L’œuvre de Luis Vitale (1927-2010) : une contribution à l’histoire sociale, indigéniste et féministe du Chili

par Monica Casanova

Projet de thèse en Etudes ibériques et ibéro-américaines

Sous la direction de Isabelle Tauzin-castellanos.

Thèses en préparation à Bordeaux 3 , dans le cadre de Montaigne-Humanités depuis le 21-11-2012 .


  • Résumé

    Formé dans l’esprit des Annales de Marc Bloch et Lucien Febvre, Luis Vitale, historien et militant ouvrier Argentin d’origine mais Chilien d’adoption, y a trouvé une méthodologie de l’histoire en rupture avec les écoles précédentes, qui mettaient l’accent sur les évènements, les grandes figures de l’histoire, avec un attachement essentiel aux documents écrits. Luis Vitale est parti du présupposé de l’insuffisance d’une conception unilatérale et euro-centrée de l’histoire sur laquelle les historiens latino-américains cherchaient à calquer leur propre histoire, en négligeant voire omettant des catégories sociales protagonistes, selon lui, et pourtant invisibles dans l’histoire officielle, les Indigènes, dont les Mapuches du Chili, et les femmes. Un autre de ses présupposés est que l’histoire ne peut avoir de sources seulement écrites, mais aussi orales, comme dans les récits de témoins, dans la musique, ou encore dans l’iconographie, les médias. L’objet de cette thèse sera d’étudier dans quelle mesure l’œuvre de Luis Vitale, l’analyse théorique des spécificités de l’histoire de l’Amérique latine du point de vue global d’un latino-américain, est un apport à l’histoire sociale du Chili et de deux catégories sociales invisibles dans l’histoire officielle, les Mapuches et les femmes, en questionnant, à la manière de Luis Vitale lui-même, cette analyse théorique : existe-il un regard spécifiquement latino-américain sur l’histoire du Chili, des Mapuches et des femmes et dans ce cas, quelles en sont les bases matérielles, sociales, politiques et culturelles ?

  • Titre traduit

    The contribution of Luis Vitale’s work (1927-2010) to social, native and feminist history of Chile


  • Résumé

    In spirit of Annales, Luis Vitale, historian and Argentine labor militant but Chilean by adoption, found a methodology of history contradicting with precedents schools of thoughts which insisted on events, important faces, with essential attachment to written documents.

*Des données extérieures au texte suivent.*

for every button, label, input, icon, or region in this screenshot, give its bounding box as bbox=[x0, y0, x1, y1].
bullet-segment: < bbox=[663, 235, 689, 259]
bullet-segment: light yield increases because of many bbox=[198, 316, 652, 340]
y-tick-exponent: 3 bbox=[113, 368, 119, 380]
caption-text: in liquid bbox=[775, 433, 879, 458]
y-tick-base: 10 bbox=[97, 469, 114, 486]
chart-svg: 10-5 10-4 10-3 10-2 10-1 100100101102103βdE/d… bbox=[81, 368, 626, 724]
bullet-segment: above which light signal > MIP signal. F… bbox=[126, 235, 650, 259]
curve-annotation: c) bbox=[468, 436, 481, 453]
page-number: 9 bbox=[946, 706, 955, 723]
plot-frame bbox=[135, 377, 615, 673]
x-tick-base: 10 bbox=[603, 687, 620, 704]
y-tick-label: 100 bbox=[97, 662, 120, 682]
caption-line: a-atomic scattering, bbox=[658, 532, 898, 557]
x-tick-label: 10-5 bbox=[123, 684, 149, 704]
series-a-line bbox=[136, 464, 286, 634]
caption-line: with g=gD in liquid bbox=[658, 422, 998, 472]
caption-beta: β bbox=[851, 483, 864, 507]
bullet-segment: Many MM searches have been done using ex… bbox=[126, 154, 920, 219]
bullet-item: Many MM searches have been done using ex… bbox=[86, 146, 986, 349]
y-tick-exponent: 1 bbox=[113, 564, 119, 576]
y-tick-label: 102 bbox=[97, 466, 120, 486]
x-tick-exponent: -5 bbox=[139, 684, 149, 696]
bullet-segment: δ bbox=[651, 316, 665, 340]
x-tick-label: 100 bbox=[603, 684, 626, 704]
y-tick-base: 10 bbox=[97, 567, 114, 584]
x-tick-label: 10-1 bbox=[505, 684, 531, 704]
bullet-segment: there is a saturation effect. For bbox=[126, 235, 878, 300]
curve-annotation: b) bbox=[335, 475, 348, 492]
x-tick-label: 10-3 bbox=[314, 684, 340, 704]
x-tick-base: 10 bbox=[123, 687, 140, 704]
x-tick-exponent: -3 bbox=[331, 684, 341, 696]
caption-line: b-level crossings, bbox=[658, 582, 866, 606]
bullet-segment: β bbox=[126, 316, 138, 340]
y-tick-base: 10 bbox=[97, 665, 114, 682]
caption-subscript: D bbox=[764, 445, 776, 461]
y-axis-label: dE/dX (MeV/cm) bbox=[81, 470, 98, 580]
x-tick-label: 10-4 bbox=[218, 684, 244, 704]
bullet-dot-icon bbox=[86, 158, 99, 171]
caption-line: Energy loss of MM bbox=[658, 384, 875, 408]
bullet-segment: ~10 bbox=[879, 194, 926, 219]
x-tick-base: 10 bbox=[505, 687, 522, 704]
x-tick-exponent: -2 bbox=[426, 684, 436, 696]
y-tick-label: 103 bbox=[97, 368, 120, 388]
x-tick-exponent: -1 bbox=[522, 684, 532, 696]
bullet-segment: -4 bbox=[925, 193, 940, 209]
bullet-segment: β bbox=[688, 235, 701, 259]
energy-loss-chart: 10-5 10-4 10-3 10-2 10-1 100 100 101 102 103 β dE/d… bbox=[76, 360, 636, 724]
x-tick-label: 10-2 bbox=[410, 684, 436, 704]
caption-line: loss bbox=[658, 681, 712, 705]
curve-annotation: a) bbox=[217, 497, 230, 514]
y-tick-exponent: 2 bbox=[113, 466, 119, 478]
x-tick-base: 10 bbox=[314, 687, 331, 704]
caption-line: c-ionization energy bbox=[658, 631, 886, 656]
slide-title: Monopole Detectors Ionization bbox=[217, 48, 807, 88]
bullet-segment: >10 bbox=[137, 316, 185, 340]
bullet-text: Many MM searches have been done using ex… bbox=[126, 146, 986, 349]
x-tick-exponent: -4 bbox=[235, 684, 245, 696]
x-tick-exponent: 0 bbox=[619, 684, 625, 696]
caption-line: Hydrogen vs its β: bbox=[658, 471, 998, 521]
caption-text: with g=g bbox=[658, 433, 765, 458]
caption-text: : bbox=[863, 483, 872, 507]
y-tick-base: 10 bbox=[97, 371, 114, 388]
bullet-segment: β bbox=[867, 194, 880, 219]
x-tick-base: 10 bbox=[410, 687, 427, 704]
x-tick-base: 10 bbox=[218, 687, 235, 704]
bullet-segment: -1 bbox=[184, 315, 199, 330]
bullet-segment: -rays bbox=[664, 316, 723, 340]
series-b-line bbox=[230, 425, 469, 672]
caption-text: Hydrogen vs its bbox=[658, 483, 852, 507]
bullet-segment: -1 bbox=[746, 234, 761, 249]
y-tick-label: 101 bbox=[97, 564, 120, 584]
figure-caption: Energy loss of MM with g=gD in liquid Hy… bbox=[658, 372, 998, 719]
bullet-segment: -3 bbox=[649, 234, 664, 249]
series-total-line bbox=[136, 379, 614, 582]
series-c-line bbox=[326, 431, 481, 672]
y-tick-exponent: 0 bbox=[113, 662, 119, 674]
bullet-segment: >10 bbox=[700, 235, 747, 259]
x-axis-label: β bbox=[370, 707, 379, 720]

Luis Vitale started on the presupposition of insufficiency of unilateral and euro-centred historical conception in which latin-american historians try to trace their own history, neglecting and even omitting protagonist social categories, for him, and meanwhile inreconognized in official history, like native people, particularly Chilean Mapuches, and women all over Latin-America. Other presupposition of Vitale is that history can’t only be written in written sources, but orals too, like witness stories, in music, or still in iconography, media. The object of this thesis will be to study how Vitale’s work, theorical analysis of latin-american history specially viewed from the global latin-american point of view, is a contribution to social history of Chile and of two invisible social categories in official history, native Mapuches and women asking, like Luis Vitale himself, this theorical analysis: is there a specific latin-american outlook of history of Chile, of Mapuches and women and, in this case, what are his material, social, political and cultural landmarks?